- Born: Ellis Arthur Franklin 28 March 1894 Kensington, London, England, UK
- Died: 16 January 1964 (aged 69) UK
- Occupations: Merchant banker, Keyser & Co
- Known for: Vice principal, The Working Men’s College
- Spouse: Muriel Frances Waley
- Children: 5 (including Colin Ellis Franklin, Sir Roland Franklin & Rosalind Franklin)
- Parent(s): Arthur Ellis Franklin Caroline Jacob
- Relatives: Herbert Samuel, 1st Viscount Samuel (uncle) Sir Stuart Samuel, Bt. (uncle) Sir Leonard Franklin (uncle) Alice Franklin (sister) Cecil Franklin (brother) Helen Caroline Franklin (sister) Hugh Franklin (brother)

= Ellis Arthur Franklin =

English banker (1894–1964)

Ellis Arthur Franklin (28 March 1894 – 16 January 1964) was an English merchant banker.

==Early life==
Franklin was born in Kensington, London into an affluent Anglo-Jewish family. He was the son of Arthur Ellis Franklin, a merchant banker and senior partner at Keyser & Co, and his wife, Caroline Jacob.

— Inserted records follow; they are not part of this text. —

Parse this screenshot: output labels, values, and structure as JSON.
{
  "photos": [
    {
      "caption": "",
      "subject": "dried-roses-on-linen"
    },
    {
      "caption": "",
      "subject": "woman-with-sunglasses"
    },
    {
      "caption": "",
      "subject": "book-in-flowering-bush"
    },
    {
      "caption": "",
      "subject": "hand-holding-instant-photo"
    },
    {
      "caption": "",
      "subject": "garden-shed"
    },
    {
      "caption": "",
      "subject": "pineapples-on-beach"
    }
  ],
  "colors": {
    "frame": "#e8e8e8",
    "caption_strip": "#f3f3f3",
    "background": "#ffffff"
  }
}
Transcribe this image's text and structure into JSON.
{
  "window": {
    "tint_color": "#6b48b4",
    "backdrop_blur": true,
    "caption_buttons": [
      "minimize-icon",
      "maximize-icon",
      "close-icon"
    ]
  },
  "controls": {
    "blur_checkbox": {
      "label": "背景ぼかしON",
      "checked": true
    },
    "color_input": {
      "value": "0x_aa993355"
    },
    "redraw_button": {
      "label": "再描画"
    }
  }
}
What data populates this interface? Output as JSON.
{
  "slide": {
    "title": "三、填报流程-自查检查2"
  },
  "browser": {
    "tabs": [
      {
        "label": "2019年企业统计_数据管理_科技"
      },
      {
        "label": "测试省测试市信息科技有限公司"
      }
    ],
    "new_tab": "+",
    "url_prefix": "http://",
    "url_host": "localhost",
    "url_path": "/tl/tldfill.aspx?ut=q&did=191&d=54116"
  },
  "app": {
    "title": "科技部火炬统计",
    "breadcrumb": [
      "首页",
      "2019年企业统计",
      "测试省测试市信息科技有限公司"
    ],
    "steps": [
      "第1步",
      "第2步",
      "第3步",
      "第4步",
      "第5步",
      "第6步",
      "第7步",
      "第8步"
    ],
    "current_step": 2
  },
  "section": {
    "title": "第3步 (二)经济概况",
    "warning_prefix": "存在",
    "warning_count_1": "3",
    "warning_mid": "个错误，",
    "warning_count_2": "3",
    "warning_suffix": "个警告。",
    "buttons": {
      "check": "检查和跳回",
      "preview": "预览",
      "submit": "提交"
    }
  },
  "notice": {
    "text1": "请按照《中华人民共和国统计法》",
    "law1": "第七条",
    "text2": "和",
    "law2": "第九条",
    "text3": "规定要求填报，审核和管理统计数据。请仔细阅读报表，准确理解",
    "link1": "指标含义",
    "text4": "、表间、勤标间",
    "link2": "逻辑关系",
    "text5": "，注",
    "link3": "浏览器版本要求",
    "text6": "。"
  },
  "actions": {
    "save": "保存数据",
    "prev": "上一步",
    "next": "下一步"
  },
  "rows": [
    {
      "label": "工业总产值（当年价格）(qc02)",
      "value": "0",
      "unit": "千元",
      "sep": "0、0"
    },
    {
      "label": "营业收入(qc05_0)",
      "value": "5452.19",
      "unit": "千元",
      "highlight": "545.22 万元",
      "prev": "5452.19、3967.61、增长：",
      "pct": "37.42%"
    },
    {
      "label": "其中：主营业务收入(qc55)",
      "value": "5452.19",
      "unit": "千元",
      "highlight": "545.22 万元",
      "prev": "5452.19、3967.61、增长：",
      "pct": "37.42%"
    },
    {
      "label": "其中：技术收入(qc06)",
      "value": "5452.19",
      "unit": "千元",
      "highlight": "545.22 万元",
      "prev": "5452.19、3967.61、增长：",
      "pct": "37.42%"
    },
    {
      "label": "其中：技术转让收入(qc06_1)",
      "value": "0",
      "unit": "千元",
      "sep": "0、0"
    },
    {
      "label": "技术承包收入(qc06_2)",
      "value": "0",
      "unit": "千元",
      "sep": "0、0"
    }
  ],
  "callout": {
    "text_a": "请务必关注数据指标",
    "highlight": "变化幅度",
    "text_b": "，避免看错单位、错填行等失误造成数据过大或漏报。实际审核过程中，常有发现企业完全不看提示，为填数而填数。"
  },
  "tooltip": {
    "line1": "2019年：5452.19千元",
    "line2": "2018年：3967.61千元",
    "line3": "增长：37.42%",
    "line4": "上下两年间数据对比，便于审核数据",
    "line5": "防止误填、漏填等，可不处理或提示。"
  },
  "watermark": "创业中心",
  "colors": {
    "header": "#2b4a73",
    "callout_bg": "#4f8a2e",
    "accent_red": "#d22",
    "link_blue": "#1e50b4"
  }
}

The family was related to both parts of the Montagu-Samuel banking-and-politics 'Cousinhood'. Franklin's grandfather was Ellis Abraham Franklin (1822–1909), a partner at Samuel Montagu and brother-in-law of Lord Swaythling. His uncle was Herbert Samuel, Home Secretary (1916), and the first High Commissioner for the British Mandate of Palestine.

His siblings included Helen Bentwich (wife to Norman de Mattos Bentwich, Attorney General in the British Mandate of Palestine, active in trade union organisation, Women's Suffrage, and the London County Council on which she was a member) and Hugh Franklin, a militant suffragist and penal reform activist.

==Career==
Ellis Franklin was a banker at Keyser & Co, where his father was senior partner. Franklin became a teacher of a class in Electricity at The Working Men's College in 1919, having been introduced to the College by his uncle, the banker Lionel Jacob. By 1922 he had become Vice Principal of the College and was instrumental in attracting donations to the College from the City, and new College Corporation members from the Home Office, The Bar, and the City.

==Personal life==
Franklin married Muriel Frances Waley (1894–1976). They resided in London.

They had five children.
David (1919–1986) was the eldest.
Rosalind Franklin (1920 - 1958), was an influential biophysicist, being involved in the discovery of DNA among many areas of work.
Colin Ellis Franklin (1923–2020) was a writer, bibliographer, book-collector and antiquarian bookseller.
Sir Roland Franklin (1926-2024) was a merchant banker.
Jenifer (born 1929) was their youngest child.

During World War II, Ellis A. Franklin helped Jewish refugees fleeing from the Continent, some being taken into the family home.